In my upcoming project, there will be one main table, its data will be read frequently. Update / Insert / Delete speed is not an issue.
The items in that main table are associated to 4 or more categories. An item can have 50 - 100 or more relations within one category.
The most common operations that will be performed on the database:
- select all items that have been assigned to category A, B, C, ... with LIMIT X, Y
- count all items that have been assignged to category A, B, C, ...
My first thought on how to create a database for the above was something like this (classic approach I guess):
First, for each of the four categories I create a category
table:
id - PK, int(11), index
name - varchar(100)
then I will have one item
table:
id - PK, int(11), index
... some more data fields, about 30 or so ...
and to relate the category
tables, there will be 4 or more lookup / MM tables like so:
id_item - int(11)
id_category - int(11)
The queries looked something like this:
select
item.*
from
item
inner mm_1 on mm_1.id_item = item.id
inner join cat_1 on cat_1.id = mm_1.id_category and cat_1.id in (1, 2, ... , 100)
inner mm_2 on mm_2.id_item = item.id
inner join cat_2 on cat_2.id = mm_2.id_category and cat_2.id in (50, 51, ... , 90)
Of course the above approach with MM tables would work, but as the app should provide very good SELECT
performance, I tested it with real world amounts of data (100.000 records in the item
table, 50 - 80 relations in each category), but it was not as fast as I expected, even with indexes in place. I also tried using WHERE EXISTS
instead of INNER JOIN
when selecting.
My second idea was to just use the item
table from above denormalize the data.
After reading this blog post about using bitmasks I gave it a try and assigned each category a bit value:
category 1.1 - 1
category 1.2 - 2
category 1.3 - 4
category 1.4 - 8
... etc ...
So, if an item
was tagged with category 1.1
and category 1.3
, it had a bitmask of 5
, which I then stored in a field item.bitmask
and I can query it like so:
select count(*) from item where item.bitmask & 5 = 5
But performance was not so great either.
The problems with this bitmasking approach: mysql does NOT use any indexes when bit operators are involved and even when item.bitmask
would be of type BIGINT
I can only handle up to 64 relations, but I need to support up to 100 per category.

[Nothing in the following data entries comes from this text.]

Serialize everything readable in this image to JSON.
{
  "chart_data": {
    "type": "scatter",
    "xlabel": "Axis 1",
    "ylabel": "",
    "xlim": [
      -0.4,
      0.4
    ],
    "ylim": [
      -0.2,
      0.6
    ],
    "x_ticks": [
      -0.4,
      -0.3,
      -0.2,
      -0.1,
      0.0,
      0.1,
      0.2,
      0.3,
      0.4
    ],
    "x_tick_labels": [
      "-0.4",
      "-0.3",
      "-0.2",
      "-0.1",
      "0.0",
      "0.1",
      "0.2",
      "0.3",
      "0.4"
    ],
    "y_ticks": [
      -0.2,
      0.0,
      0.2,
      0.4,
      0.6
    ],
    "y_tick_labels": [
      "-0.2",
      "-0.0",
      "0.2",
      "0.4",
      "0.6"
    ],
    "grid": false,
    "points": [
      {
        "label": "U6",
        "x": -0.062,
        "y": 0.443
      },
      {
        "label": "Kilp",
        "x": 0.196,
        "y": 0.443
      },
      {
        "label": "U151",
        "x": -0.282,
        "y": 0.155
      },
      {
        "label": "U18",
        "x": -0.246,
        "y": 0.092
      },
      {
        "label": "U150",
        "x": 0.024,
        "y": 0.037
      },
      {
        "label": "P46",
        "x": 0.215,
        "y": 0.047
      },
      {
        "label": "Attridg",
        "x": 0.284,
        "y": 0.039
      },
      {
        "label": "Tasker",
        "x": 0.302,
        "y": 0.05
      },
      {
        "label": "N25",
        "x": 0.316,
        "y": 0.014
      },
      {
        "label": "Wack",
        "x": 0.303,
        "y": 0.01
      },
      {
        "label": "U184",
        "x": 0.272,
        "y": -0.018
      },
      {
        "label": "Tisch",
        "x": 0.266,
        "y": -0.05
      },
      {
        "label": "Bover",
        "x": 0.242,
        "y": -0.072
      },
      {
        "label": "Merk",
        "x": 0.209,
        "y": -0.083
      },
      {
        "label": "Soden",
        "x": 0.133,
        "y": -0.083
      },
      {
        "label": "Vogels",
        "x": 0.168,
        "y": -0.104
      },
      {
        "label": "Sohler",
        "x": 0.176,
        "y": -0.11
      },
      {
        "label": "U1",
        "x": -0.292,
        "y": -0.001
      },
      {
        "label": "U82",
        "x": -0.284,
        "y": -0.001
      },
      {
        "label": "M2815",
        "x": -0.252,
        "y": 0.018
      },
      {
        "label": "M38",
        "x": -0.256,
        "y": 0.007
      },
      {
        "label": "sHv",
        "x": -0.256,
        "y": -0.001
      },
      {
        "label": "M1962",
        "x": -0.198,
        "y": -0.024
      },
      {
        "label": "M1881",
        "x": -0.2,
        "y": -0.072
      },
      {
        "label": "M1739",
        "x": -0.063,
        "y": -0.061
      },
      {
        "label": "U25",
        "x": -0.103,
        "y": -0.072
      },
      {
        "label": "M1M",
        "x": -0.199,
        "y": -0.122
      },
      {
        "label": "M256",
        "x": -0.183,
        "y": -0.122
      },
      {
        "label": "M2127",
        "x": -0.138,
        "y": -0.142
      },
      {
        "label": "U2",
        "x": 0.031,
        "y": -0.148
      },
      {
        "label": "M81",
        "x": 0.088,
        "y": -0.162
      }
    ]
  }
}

That was about it. I cant think of anything more except maybe polluting the item
table with many, many fields like category_1_1
up to category_4_100
each of the contains either 1 or 0. But that could lead to many AND
in the WHERE
clause of the select and that does not seem like a good idea, too.
So, what are my options? Any better ideas out there?

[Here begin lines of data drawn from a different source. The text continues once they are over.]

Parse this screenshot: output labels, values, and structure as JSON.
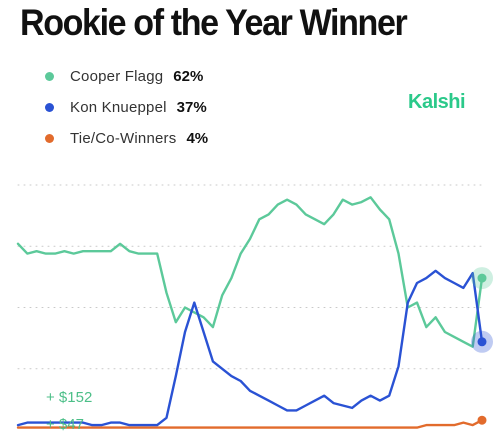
{
  "header": {
    "title": "Rookie of the Year Winner",
    "brand": "Kalshi"
  },
  "legend": [
    {
      "name": "Cooper Flagg",
      "pct": "62%",
      "color": "#5cc99a"
    },
    {
      "name": "Kon Knueppel",
      "pct": "37%",
      "color": "#2a52d4"
    },
    {
      "name": "Tie/Co-Winners",
      "pct": "4%",
      "color": "#e26b2c"
    }
  ],
  "chart_data": {
    "type": "line",
    "title": "Rookie of the Year Winner",
    "ylim": [
      0,
      100
    ],
    "grid": true,
    "legend_position": "top-left",
    "annotations": [
      "+ $152",
      "+ $47"
    ],
    "x": [
      0,
      2,
      4,
      6,
      8,
      10,
      12,
      14,
      16,
      18,
      20,
      22,
      24,
      26,
      28,
      30,
      32,
      34,
      36,
      38,
      40,
      42,
      44,
      46,
      48,
      50,
      52,
      54,
      56,
      58,
      60,
      62,
      64,
      66,
      68,
      70,
      72,
      74,
      76,
      78,
      80,
      82,
      84,
      86,
      88,
      90,
      92,
      94,
      96,
      98,
      100
    ],
    "series": [
      {
        "name": "Cooper Flagg",
        "color": "#5cc99a",
        "values": [
          76,
          72,
          73,
          72,
          72,
          73,
          72,
          73,
          73,
          73,
          73,
          76,
          73,
          72,
          72,
          72,
          56,
          44,
          50,
          48,
          46,
          42,
          55,
          62,
          72,
          78,
          86,
          88,
          92,
          94,
          92,
          88,
          86,
          84,
          88,
          94,
          92,
          93,
          95,
          90,
          86,
          72,
          50,
          52,
          42,
          46,
          40,
          38,
          36,
          34,
          62
        ]
      },
      {
        "name": "Kon Knueppel",
        "color": "#2a52d4",
        "values": [
          2,
          3,
          3,
          3,
          3,
          3,
          3,
          3,
          2,
          2,
          3,
          3,
          2,
          2,
          2,
          2,
          5,
          22,
          40,
          52,
          40,
          28,
          25,
          22,
          20,
          16,
          14,
          12,
          10,
          8,
          8,
          10,
          12,
          14,
          11,
          10,
          9,
          12,
          14,
          12,
          14,
          26,
          52,
          60,
          62,
          65,
          62,
          60,
          58,
          64,
          36
        ]
      },
      {
        "name": "Tie/Co-Winners",
        "color": "#e26b2c",
        "values": [
          1,
          1,
          1,
          1,
          1,
          1,
          1,
          1,
          1,
          1,
          1,
          1,
          1,
          1,
          1,
          1,
          1,
          1,
          1,
          1,
          1,
          1,
          1,
          1,
          1,
          1,
          1,
          1,
          1,
          1,
          1,
          1,
          1,
          1,
          1,
          1,
          1,
          1,
          1,
          1,
          1,
          1,
          1,
          1,
          2,
          2,
          2,
          2,
          3,
          2,
          4
        ]
      }
    ]
  }
}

EDIT: as an response to Cory Petosky comment "What does "An item can have 50 - 100 or more relations within one category." mean?":
To make it more concrete, the item
table represents an image. Images are among other criterias categorized in moods (mood would be one of 4 categories). So it would look like this:
Image:
- Category "mood":
- bright
- happy
- funny
- ... 50 or so more ...
- Category "XYZ":
- ... 70 or so more ...
If my image table would be a class in C#, it would look like this:
public class Image {
public List<Mood> Moods; // can contain 0 - 100 items
public List<Some> SomeCategory; // can contain 0 - 100 items
// ...
}